# Discolored Damsel



## BettaFriend (Oct 14, 2010)

I setup my SW tank on the 31st of last month. The fish were doing fine the first day. The second day the Blue Devil Damsel got a black line that went down her body (vertically). That soon disappeared.

I tested the water, but I don't know if the results were accurate. The #1 bottle (API freshwater and saltwater test kit for ammonia) looked like it normally does in when testing my fw tanks. The #2 bottle looked like it was much thinker than the water, and much thicker than it usually does for FW. IT looked like the salt was visible and went all over the bottle. I have no idea. Any SW guys use API test kits for their ammonia? The reading said 0ppm, btw.

Now I have a new (maybe) problem. The Humbug Damsel (has 3 black vertical stripes, and 3 white vertical stripe...actually maybe 4 white stripes) is alot darker today and yesterday night. We had the hardest freeze in Texas then we have had for a long time (many, many years). My bedroom heater was on all the way (which has the capability to toast the room in warmer weather)....

....sorry for breaking the paragraph in the middle of a thought. I have a heater than is rated at least 100W, but maybe more in the sump. It is a 10g sump, and I was wondering if that would stress the heater to the point of breaking (it is a 30g tank only heated by a 100W heater in the 10g sump)?

Long story short, the damsel's first white stripe and the white dot on his head are almost black. He didn't get up very early this morning and the tank was at 70F (I know, that is bad).

These 2 damsels are my first SW fish, and I was wondering how much to feed them. Those instructions that say "feed all the fish can eat for 3 to 5 minutes" are crazy! I feed my 1 Jewel less than my tank-o-tetra! I wanted to know about how long do I feed 2 damsels? I have been feeding them about 3 minutes, twice a day (abit much?).

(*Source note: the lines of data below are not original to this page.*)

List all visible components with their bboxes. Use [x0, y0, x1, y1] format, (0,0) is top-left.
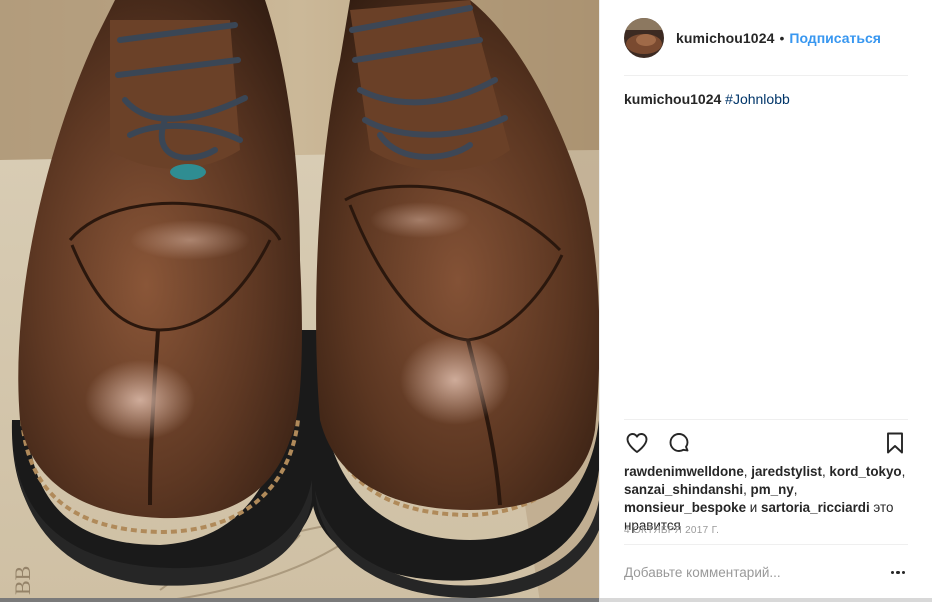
caption-hashtag[interactable]: #Johnlobb: [725, 91, 790, 107]
avatar-image: [624, 17, 664, 58]
bookmark-icon: [887, 432, 903, 453]
like-button[interactable]: [624, 430, 650, 456]
like-user[interactable]: jaredstylist: [751, 464, 822, 479]
instagram-post: BB kumichou1024 • Подписаться kumichou10…: [0, 0, 932, 602]
post-header: kumichou1024 • Подписаться: [624, 0, 908, 76]
heart-icon: [626, 432, 648, 453]
more-options-button[interactable]: [888, 563, 908, 583]
post-actions: [624, 419, 908, 465]
comment-form: [624, 544, 908, 600]
header-username[interactable]: kumichou1024: [676, 30, 774, 46]
like-user[interactable]: sanzai_shindanshi: [624, 482, 743, 497]
horizontal-scrollbar[interactable]: [0, 598, 932, 602]
comment-button[interactable]: [666, 430, 692, 456]
like-user[interactable]: monsieur_bespoke: [624, 500, 746, 515]
post-caption: kumichou1024 #Johnlobb: [624, 90, 908, 108]
post-photo[interactable]: BB: [0, 0, 599, 602]
like-user[interactable]: sartoria_ricciardi: [761, 500, 870, 515]
post-side-panel: kumichou1024 • Подписаться kumichou1024 …: [599, 0, 932, 602]
caption-username[interactable]: kumichou1024: [624, 91, 721, 107]
more-options-icon: [896, 570, 900, 575]
follow-button[interactable]: Подписаться: [789, 30, 881, 46]
like-user[interactable]: kord_tokyo: [829, 464, 901, 479]
brown-leather-shoes-photo: BB: [0, 0, 599, 602]
more-options-icon: [901, 570, 906, 575]
save-button[interactable]: [882, 430, 908, 456]
avatar[interactable]: [624, 17, 664, 58]
likes-conjunction: и: [749, 500, 758, 515]
post-timestamp[interactable]: 4 октября 2017 г.: [624, 525, 719, 536]
header-separator: •: [779, 29, 785, 46]
comment-icon: [669, 432, 689, 452]
more-options-icon: [890, 570, 895, 575]
scrollbar-thumb[interactable]: [0, 598, 599, 602]
like-user[interactable]: pm_ny: [751, 482, 794, 497]
like-user[interactable]: rawdenimwelldone: [624, 464, 744, 479]
comment-input[interactable]: [624, 565, 888, 580]
svg-text:BB: BB: [10, 566, 35, 595]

What is the cause of the discoloration? Am I over/under feeding? Was it the temp that dropped to 70F? Is it stress? I don't want little Phillip to die.

Thank you for any imput!


----------



## cossie (Dec 19, 2010)

sound's like a damsel in destress too me ;-)


----------



## BettaFriend (Oct 14, 2010)

He is looking alot better now. He is swimming around and acting like yesterday. Thanks for the response!


----------



## TheOldSalt (Jan 28, 2005)

It's a new tank. Most fish change colors when stressed in a new tank.


----------



## funlad3 (Oct 9, 2010)

Especially the Fox Faced Rabbit Fish. It goes from yellow to brown instantly. At night, they get a patchy camo.


----------